Sì. Esiste da un lato l’idea che abbiamo descritto nel “Libro Bianco”: un premio al lavoro. Quando il lavoro non consente una vita dignitosa, allora può subentrare un premio legato alla volontà di lavorare, di non attendere le risposte dagli altri, ma di adoperarsi per essere nel mercato del lavoro. L’altra soluzione può consistere nell’erogazione di buoni per accedere ai bisogni primari.

Nel “Libro Bianco” parla di welfare della persona, ce lo può spiegare?

Abbiamo immaginato che in una società complessa come la nostra dobbiamo poter disporre di un welfare che si adatti agli specifici bisogni della persona. In caso di non autosufficienza è necessario che il sistema di protezione sociale si adatti a questo suo primario e fondamentale bisogno: essere assistito.

I voucher, teorizzati proprio da Biagi, erano stati pensati per far riemergere il lavoro nero. Andavano difesi?

Assolutamente sì. Erano strumenti di emersione di prestazioni che altrimenti sono condannate al nero.

E i lavoratori da che parte sarebbero stati?

Onestamente credo che un lavoratore non si lamenti del voucher in sé. Si lamenta magari del fatto di non aver trovato un occupazione più robusta, ma non del fatto che quella prestazione di uno-due giorni possa essere remunerata a voucher. Allo stesso tempo credo che bisognerebbe tornare a una disciplina molto più flessibile dei contratti di lavoro intermittente.

Perché il governo ha voluto evitare il referendum?

Il governo sembra avere terrore del popolo. Io sono convinto invece che sarebbe stato possibile, attraverso una campagna di verità, portare le persone a votare nel modo giusto. La volontà di cancellare i voucher è tutta astratta. È tutta ideologica. E ci riporterebbe indietro di vent’anni.

Cosa ne pensa del reddito di cittadinanza?

Dobbiamo trattare con molta cautela i sussidi perché possono diventare delle trappole.

L’economia digitale rappresenta un male irreversibile per l’occupazione?

Dobbiamo rifiutare la prospettiva per cui molti dovrebbero essere esclusi dalla nuova economia digitale. Non credo che questo destino sia scontato. Credo che dipenda dai decisori istituzionali e sociali che possano ancora agire per una società attiva ad alti tassi di occupazione.

Si tratterebbe di intervenire e comprendere una nuova rivoluzione industriale...

Vede, non è scontata la sostituzione degli uomini con le macchine.
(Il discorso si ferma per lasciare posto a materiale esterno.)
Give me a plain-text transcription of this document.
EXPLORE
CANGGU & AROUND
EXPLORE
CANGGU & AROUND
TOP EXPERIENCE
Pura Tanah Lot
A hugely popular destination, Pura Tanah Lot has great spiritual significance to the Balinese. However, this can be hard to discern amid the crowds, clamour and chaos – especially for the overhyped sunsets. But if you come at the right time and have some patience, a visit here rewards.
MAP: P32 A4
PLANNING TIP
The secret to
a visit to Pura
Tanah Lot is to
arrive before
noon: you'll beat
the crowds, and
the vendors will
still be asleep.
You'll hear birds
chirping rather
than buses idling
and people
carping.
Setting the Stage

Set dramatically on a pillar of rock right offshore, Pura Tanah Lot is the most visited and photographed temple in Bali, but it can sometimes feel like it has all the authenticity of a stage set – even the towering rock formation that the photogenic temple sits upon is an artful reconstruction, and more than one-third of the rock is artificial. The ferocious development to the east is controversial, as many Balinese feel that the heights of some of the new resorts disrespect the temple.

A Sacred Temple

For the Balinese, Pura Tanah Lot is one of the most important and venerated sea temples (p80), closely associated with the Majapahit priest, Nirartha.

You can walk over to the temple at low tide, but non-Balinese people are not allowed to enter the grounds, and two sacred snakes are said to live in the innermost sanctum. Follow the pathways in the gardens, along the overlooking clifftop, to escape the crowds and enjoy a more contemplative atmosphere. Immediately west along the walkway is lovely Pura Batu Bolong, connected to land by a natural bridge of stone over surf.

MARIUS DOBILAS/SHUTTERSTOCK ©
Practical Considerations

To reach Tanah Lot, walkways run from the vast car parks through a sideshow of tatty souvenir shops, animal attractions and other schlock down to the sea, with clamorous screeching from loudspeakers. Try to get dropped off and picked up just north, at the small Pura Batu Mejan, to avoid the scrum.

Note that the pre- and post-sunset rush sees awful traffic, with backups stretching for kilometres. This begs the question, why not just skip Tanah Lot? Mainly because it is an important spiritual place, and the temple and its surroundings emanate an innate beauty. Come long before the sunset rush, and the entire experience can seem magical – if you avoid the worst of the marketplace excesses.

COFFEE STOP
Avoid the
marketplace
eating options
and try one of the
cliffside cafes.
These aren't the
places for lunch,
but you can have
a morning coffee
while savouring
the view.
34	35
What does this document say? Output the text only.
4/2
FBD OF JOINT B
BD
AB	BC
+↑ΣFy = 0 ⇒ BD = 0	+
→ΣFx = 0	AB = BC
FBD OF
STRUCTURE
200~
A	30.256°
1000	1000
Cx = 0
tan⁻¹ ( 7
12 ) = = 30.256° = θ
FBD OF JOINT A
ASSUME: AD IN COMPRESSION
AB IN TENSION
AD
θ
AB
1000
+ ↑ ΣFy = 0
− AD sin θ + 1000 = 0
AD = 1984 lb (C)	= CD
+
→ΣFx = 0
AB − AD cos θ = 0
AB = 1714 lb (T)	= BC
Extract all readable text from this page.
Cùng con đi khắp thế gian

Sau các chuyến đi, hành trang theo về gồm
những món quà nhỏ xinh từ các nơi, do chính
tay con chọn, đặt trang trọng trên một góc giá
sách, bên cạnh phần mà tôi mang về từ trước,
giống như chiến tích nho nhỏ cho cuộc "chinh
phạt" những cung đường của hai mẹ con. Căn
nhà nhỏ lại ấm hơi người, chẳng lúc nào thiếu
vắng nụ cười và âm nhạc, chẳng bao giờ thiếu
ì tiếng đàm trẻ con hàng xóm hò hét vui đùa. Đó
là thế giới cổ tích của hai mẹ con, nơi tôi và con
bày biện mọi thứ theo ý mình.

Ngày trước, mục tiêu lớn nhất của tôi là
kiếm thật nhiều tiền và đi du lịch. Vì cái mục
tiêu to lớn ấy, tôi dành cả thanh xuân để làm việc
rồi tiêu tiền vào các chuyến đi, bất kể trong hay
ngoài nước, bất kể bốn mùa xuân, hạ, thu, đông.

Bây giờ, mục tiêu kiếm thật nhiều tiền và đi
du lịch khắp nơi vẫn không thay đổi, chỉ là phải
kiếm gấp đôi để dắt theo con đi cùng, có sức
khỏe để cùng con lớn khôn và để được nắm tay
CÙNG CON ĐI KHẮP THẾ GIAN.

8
Vecchi lavori scompaiono e nuovi lavori si possono produrre. In ogni rivoluzione industriale sta a chi governa fare in modo che non si determini, per coloro che fanno impresa, un sentimento di paura.

La cassa integrazione secondo lei è ancora attuale?

Credo di sì. Nella sua riforma attuale si collega a bisogni temporanei dell’impresa o a progetti di ristrutturazione.

Alla luce di tutto quello che sta accadendo oggi, non era meglio mantenere attiva la Legge Biagi?

Certamente sì. Penso che la Legge Biagi sia stata un’ottima legge. Che abbia dato grandi risultati, un esito in termini di occupazione molto superiore a quello del Jobs Act con i suoi 20 miliardi di euro.

Cioè?

Quel po’ di occupazione in più che si è prodotta è costata ben 20 miliardi. Allora, invece, producemmo un effetto di crescita dell’occupazione senza spendere un euro.